We went into a small antechamber to the side of the day room that the commander had made into an improvised office, and which I suspect had been a broom closet. With no warning, the commander came right out and said, "Sergeant Martinez is dead."

That was a bit of a shock. Sergeant Francisco Martinez was one of the mechanics in the motor pool, and also a mechanic in civilian life. He was a cheerful man, always upbeat, always one you could count on to get the job done. Everyone in the company liked "Frank," as they called him. But he had gone home to southeast Colorado to spend Christmas with his daughter, his only family, and while driving back to Fort Carson, Frank's car had suddenly rolled off the highway into the ditch. A family in a car that had been following his stopped, but Frank was dead, of a sudden and massive heart attack. Could the stress of the imminent deployment have contributed to that? Or would Frank have suffered that fate regardless? Those questions, we will never be able to answer.

The next day my supply section chief came to me. "We have to inventory Frank's personal stuff he has here, Eltee," he said. "We need two people to verify it all. Want me to grab one of the guys from the motor pool?"

"No," I told him. "I'll do it." I didn't see the need to put anyone who had worked with Frank through that.

So we went through Frank's personal effects, inventoried it, boxed it up, and shipped it to his daughter. I wrote a letter to Frank's daughter as well, as is the custom. A few days later I went to his funeral, only a few days before we were to deploy. His daughter was, as you might imagine, distraught. But our company had a job to do, and only hours later we were on a plane, bound first for Saudi Arabia, then points north. What happened next is a story for another day.

Sergeant Francisco Martinez was the only soldier I ever lost while under my command. What difference is there that it was a heart attack? He served, like any soldier, and he died while serving. This day is about him, as well as all of those who fell while serving America.

Like most Americans, this is a long weekend for me, and I'll knock back a few beers, have a nice meal or two, and enjoy a little extra leisure. (I don't consider writing work; I enjoy it too much.) But every Memorial Day, I think of Frank, of what a good man he was, how popular he was with his fellow soldiers, how he always reacted to an order with, "Sure thing, Eltee, I'll get it done." 

I think of my Dad's older brother, horribly wounded by a German 88 shell while serving in the 101st Airborne in Europe in 1945. I think of my Mom's oldest brother, who took a Japanese bayonet through the shoulder on Iwo Jima and nearly died of sepsis.

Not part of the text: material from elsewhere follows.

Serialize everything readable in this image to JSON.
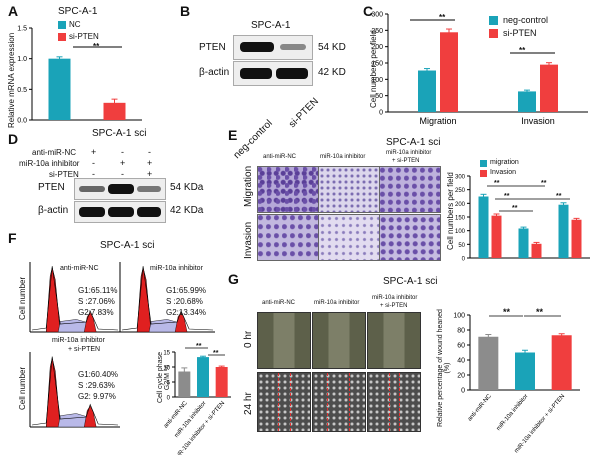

I think of my Dad, a bomber navigator, and my Mom's second brother, a radio operator/gunner in a bomber in Europe, and my brother-in-law, who was one of Chesty Puller's Chosen Frozen, who was shot in the leg on the retreat from Chosin Reservoir. It's only luck that those men survived, that they did not end up underneath a white cross in a veteran's cemetery in 1945 or 1951.

Enjoy the long weekend, by all means. Enjoy the time with your family, and enjoy whatever plans you have made. 

But take a moment - or several - and remember the ultimate sacrifice that so many made, to make it possible for you to enjoy this day. We may be enjoying this day - but it's their day, and we forget that at our peril. Without them, we wouldn't have a nation. Without them, we wouldn't be free. And, I suspect, most of them would say that this was all worth it.